Mafiosi o siciliani mafiosi? Qual’è l’espressione più corretta?

Articolo originariamente pubblicato il 16 settembre 2019, ripubblicato a seguito della riorganizzazione del blog.

Non ne sono certo, si accettano suggerimenti in merito.

Quel che so per certo è che tra “violenti” e “uomini violenti” si preferisce la seconda.

Sulla base teorica che non tutti gli uomini sono violenti, solo una piccola parte lo sono, ma la maggior parte dei violenti sono uomini.

Per i siciliani dovrebbe quindi essere lo stesso: una piccola minoranza di siciliani sono mafiosi, ma la maggior parte dei mafiosi sono siciliani.

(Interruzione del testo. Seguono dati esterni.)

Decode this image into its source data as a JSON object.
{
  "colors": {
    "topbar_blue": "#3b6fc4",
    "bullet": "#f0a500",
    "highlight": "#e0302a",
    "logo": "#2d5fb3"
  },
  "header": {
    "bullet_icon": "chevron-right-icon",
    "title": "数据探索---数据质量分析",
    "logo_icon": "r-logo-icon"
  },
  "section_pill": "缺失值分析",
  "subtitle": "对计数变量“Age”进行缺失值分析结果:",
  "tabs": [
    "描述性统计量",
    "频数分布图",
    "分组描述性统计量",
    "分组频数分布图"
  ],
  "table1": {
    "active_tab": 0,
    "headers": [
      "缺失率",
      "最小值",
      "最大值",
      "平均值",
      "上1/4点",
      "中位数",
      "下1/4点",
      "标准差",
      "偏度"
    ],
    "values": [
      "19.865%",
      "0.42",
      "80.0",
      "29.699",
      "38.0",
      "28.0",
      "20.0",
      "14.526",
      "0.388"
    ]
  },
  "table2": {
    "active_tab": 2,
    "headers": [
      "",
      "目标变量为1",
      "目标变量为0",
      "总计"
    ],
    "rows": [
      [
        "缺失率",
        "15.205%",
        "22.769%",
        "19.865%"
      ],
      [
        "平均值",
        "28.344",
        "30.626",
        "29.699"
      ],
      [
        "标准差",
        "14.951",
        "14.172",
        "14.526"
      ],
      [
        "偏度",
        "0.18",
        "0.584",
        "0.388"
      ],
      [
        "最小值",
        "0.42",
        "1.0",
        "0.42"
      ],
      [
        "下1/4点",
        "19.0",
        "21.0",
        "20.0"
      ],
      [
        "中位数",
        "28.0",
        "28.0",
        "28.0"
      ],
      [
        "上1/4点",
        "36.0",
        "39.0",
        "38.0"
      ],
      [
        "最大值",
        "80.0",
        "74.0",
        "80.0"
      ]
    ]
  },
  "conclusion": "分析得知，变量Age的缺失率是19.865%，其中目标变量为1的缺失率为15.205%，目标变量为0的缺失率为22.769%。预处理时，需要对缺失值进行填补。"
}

Per questo non sono certo di quale sia l’espressione più corretta.

So anche, per certo, che i centri anti-violenza sono riservati alle vittime femmina, e non accettano:

  • Vittime di violenza domestica di sesso maschile – neppure se gay.
  • Figli maschi di vittime se hanno più 14 anni – in alcuni CAV il limite scende addirittura a 12 anni.

Questo perché, si dice, “alcune donne sono talmente traumatizzate dal maschio che non vogliono vedere altri maschi in giro, almeno per un po’. Gli uomini si facciano i loro centri che accolgono vittime maschili.”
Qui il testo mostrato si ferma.